The world’s first-ever no-kill eggs went on sale in Berlin after German scientists found an easy way to determine a chick’s gender before it hatches, in a breakthrough that could put an end to the annual live shredding of billions of male chicks worldwide.
The patented “Seleggt” process can determine the sex of a chick just nine days after an egg has been fertilized. Male eggs are processed into animal feed, leaving only female chicks to hatch at the end of a 21-day incubation period.
“If you can determine the sex of a hatching egg you can entirely dispense with the culling of live male chicks,” said Seleggt managing director Ludger Breloh, who spearheaded the four-year program by German supermarket Rewe Group to make its own-brand eggs more sustainable.
“It’s not about winning or losing,” he said of the worldwide race to find a marketable solution. “We all have the same goal, which is to end the culling of chicks in the supply chain. Of course, there’s competition, but it’s positive in that it keeps us all focused on that goal.”
An estimated 4 billion to 6 billion male chicks are slaughtered globally every year because they serve no economic purpose. Some are suffocated, others are fed alive into grinding or shredding machines to be processed into reptile food.
Chick culling has become increasingly controversial. In 2015, a video went viral of an Israeli animal rights activist shutting down a chick shredding machine and challenging a police officer to turn it back on.
Breloh said his first breakthrough came when he approached scientists at the University of Leipzig where Almuth Einspanier had developed a chemical marker that could detect a hormone present in high quantities in female eggs. Mixed with fluid from fertilized eggs at nine days, the marker changes blue for a male and white for a female, with a 98.5 percent accuracy rate.
Next, Breloh had to find a way of making the test easy for everyday use in hatcheries. He approached Dutch technology company HatchTech and asked them to make an automated machine to conduct Einspanier’s test from beginning to end.
The biggest problem was how to extract test fluid quickly from the egg without damaging it.
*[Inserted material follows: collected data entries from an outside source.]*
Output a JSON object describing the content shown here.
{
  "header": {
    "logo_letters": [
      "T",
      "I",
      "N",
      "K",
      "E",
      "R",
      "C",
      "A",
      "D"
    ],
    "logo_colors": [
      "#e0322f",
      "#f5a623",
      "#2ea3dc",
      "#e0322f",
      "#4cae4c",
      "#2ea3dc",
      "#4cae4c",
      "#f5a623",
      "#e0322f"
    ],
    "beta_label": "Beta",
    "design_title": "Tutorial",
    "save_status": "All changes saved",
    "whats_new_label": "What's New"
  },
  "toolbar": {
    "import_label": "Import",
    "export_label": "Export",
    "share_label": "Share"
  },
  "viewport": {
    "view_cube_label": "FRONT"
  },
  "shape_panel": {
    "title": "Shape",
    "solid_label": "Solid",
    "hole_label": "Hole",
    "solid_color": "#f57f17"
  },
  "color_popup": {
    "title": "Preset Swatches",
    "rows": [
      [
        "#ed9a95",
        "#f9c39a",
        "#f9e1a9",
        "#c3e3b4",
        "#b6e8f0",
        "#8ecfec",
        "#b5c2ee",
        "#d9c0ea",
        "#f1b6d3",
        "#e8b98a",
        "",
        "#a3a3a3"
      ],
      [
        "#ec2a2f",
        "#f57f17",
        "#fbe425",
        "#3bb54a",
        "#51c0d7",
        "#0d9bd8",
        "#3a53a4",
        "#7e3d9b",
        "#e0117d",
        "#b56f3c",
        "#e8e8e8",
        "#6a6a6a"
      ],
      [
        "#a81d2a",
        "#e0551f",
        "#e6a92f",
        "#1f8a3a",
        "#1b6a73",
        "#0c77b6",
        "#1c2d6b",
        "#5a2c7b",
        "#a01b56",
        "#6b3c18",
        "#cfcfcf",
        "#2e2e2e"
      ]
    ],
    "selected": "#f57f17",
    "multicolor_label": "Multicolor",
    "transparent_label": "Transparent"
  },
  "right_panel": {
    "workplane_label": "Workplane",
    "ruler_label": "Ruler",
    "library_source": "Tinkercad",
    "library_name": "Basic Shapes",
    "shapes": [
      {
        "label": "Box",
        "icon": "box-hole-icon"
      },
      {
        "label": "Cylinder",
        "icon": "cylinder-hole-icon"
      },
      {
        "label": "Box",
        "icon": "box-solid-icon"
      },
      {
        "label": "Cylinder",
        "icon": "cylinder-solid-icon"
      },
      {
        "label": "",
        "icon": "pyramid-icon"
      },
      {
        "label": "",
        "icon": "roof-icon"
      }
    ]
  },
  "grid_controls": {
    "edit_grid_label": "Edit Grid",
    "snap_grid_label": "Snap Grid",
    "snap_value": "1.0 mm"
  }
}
A needle would work, but it was invasive and also brought additional hygienic problems.
Instead, a laser beam burns a 0.3mm-wide hole in the shell. Then, air pressure is applied to the shell exterior, pushing a drop of fluid out of the hole.
The process takes one second per egg and enables fluid to be collected from eggs without touching them.
“It worked absolutely faultlessly,” said Breloh of the test phase. “Today, female hens are laying eggs in farms in Germany that have been bred without killing any male chicks.”